Пески Палестины - Руслан Мельников 21 стр.


Глава 52

Обстрел был дерзким, внезапным. Лучники и арбалетчики ударили разом, ударили метко. Стрелы разили наповал. И в полнейшей тишине.

Бурцев видел: после первого залпа на трех вышках бессильно обвисли прожекторы, а пулеметные стволы беспомощно уставились в звездно‑лунное небо Палестины. Без единого звука свалились автоматчики, патрулировавшие северные ограждения Прохода Шайтана.

Второй залп все же выдал стрелков. Послышались сдавленные вскрики, глухой стук наконечников о дерево и звонкий - о металлические каркасы ангаров. Звякнуло, посыпалось стекло. Погас прожектор на вышке у шлагбаума. С соседней вышки шумно рухнул вниз пулеметчик.

И раздался истошный вопль. И дал очередь в воздух часовой у комендатуры.

И Проход Шайтана ожил. Взвыл сиренами, замельтешил слепящими лучами, зарокотал двигателями, затопал сотнями ног, огрызнулся десятками стволов.

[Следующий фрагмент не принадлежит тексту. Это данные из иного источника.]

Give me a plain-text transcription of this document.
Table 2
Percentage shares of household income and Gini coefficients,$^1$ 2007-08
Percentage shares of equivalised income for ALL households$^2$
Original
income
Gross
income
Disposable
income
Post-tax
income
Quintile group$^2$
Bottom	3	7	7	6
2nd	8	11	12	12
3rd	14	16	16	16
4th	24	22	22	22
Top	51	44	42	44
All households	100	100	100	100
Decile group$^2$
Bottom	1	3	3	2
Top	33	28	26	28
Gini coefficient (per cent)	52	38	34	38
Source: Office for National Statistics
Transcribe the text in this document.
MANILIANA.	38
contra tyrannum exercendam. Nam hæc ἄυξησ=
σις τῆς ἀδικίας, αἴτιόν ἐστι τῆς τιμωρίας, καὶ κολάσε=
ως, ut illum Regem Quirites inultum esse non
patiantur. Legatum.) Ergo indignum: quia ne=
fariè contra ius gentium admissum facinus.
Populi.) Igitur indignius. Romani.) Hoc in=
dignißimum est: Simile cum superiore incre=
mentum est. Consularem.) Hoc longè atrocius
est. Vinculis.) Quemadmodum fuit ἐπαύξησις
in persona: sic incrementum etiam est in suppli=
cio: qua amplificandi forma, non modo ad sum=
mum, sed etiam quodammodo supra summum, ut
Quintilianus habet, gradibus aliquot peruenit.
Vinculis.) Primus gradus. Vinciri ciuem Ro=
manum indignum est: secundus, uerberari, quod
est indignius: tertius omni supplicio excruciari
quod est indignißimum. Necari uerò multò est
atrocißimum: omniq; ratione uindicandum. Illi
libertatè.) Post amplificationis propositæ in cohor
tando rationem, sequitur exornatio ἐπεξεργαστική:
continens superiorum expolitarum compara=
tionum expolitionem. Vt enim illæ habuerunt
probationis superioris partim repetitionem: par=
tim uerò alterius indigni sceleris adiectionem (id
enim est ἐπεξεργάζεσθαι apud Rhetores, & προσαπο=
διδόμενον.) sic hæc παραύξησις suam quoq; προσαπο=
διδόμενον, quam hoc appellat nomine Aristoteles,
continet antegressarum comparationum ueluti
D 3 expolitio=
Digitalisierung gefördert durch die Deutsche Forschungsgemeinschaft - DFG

С дальних вышек затявкали пулеметы. Ударили "шмайсеры" выскочивших из казарм солдат. Но немцы палили вслепую - не видя и не слыша противника. А сами по‑прежнему были как на ладони.

Вот стрела сбила с лестницы эсэсовца, карабкавшегося к пулемету на опустевшей вышке. Свалился, не добежав до окопа, гранатометчик с фаустпатроном. Еще с полдюжины человек, сунувшиеся к проволочным ограждениям, попадали, утыканные стрелами, как ежи.

Бурцев ждал. Он мог бы сейчас поддержать стрелков пулеметными очередями, мог многократно усилить смятение в стане врага, мог посеять панику… Но для этого пришлось бы выдать себя с потрохами, пришлось бы раньше времени демаскировать позицию.

Нет, пулемет должен молчать. А вот "железным яйцам" полетать бы самое время!

Эмир Бейбарс словно прочел его мысли. Бурцев не видел посланной из пращи гранаты. Но не заметить яркий цветок разрыва было невозможно.

М‑39 рванула на пути отделения, спешившего к опущенному шлагбауму. До шлагбаума добежали лишь двое. Рухнули в окопчик, застрочили в ночь - испуганно, непонимающе. Без цели, без смысла.

Вторая граната влетела в распахнутую дверь казармы. Взрыв. Выбитые стекла. Крики…

Третий снаряд Бейбарс умудрился забросить в небольшое окошко ближайшего ангара. "Яичко" - в яблочко! Внутри глухо бухнуло… Тут же прогремела целая серия повторных взрывов - видимо, сдетонировали емкости с горючим. Ангар объяло пламенем. Из окна в ночь взметнулся сноп искр. Кто‑то выскочил наружу, заметался среди бегущих фигурок живым орущим факелом. Хорошая, яркая мишень: стрела настигла горящего человека. Факел упал, умолк.

Еще одна М‑39 разорвалась возле припаркованного у штабного здания "кюбельвагена" - того самого, с матюгальником над лобовым стеклом. Посеченный осколками автомобиль осел на пробитых протекторах. Вспыхнул бензобак.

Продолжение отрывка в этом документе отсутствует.